Patients using Balance don’t want an altered mental state, they want a softer, gentle product with just enough potency to help with anxiety and sleeplessness, Apgar said.

“Things that were on the market and are still on the market are so high in THC,” she said. “And it’s like going to the grocery store or the liquor store for a nice bottle of wine and ending up with Everclear. It completely ruins the experience.”

Apgar and Dubbé hope to one day distribute Blissiva products nationwide.

“Women have been, and continue to be, an underserved market in the cannabis industry, and our products meet an unfulfilled need,” Dubbé said.

 Less anxiety, better sex life

Glen Burnie resident Amy Soule is one patient who has benefited from the Blissiva product line. In 2021, she visited Greenhouse searching for help with anxiety and depression. At the time, her son was seven years old and she did not want to be incapacitated from her medicine.

“With the Blissiva it was gentle,” Soule said. “I wasn’t giggly and silly. I wasn’t out of it. I just was myself, but felt great and relaxed.”

She appreciated the feminine packaging and found that it helped her anxiety and made her moods feel more stable without the side effects of other medication she had tried before cannabis. An added bonus was it helped her sex life with her partner by helping her get in the mood and enhancing the experience, she said.

Soule is taking a break from Blissiva for now because she’s breastfeeding her new baby but looks forward to going back to it in the future.

A transition to the recreational market

With recreational cannabis on the horizon, Apgar said some people have been asking her if they should still get a medical card. She expects it to take months if not years for the recreational regulations to be developed, so she advises those patients to go ahead and get it under medical use.

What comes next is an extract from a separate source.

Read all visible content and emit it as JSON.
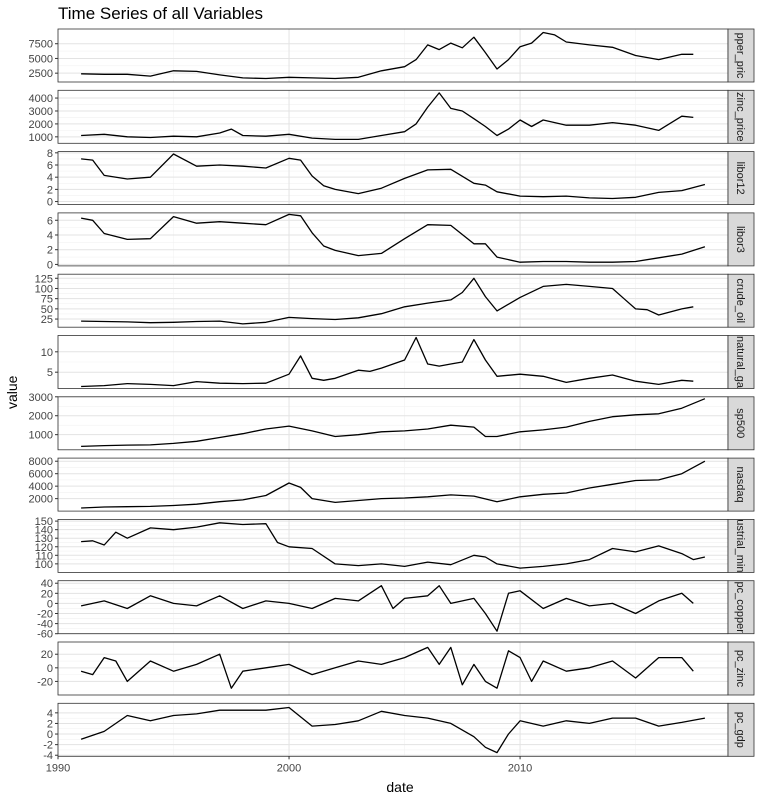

The taxes will also likely be higher on recreational cannabis – currently, her patients do not pay taxes for their medical cannabis, she said.

Apgar believes that most cannabis users are in fact treating a medical condition, whether it’s sleeplessness, anxiety or chronic pain. The Blissiva products are meant to fill that need, and because of their lower potency she expects they will transition easily to any regulations for recreational adult use.

Balance is intended to help with sleeping and anxiety, but it won’t drug someone to sleep or make them feel groggy when waking up.

“Let’s pretend you have anxiety about bridges while riding in a car, you could take a puff of that and your anxiety would be treated yet you would be still very capable of living your life, you wouldn’t be drugged or altered,” Apgar said.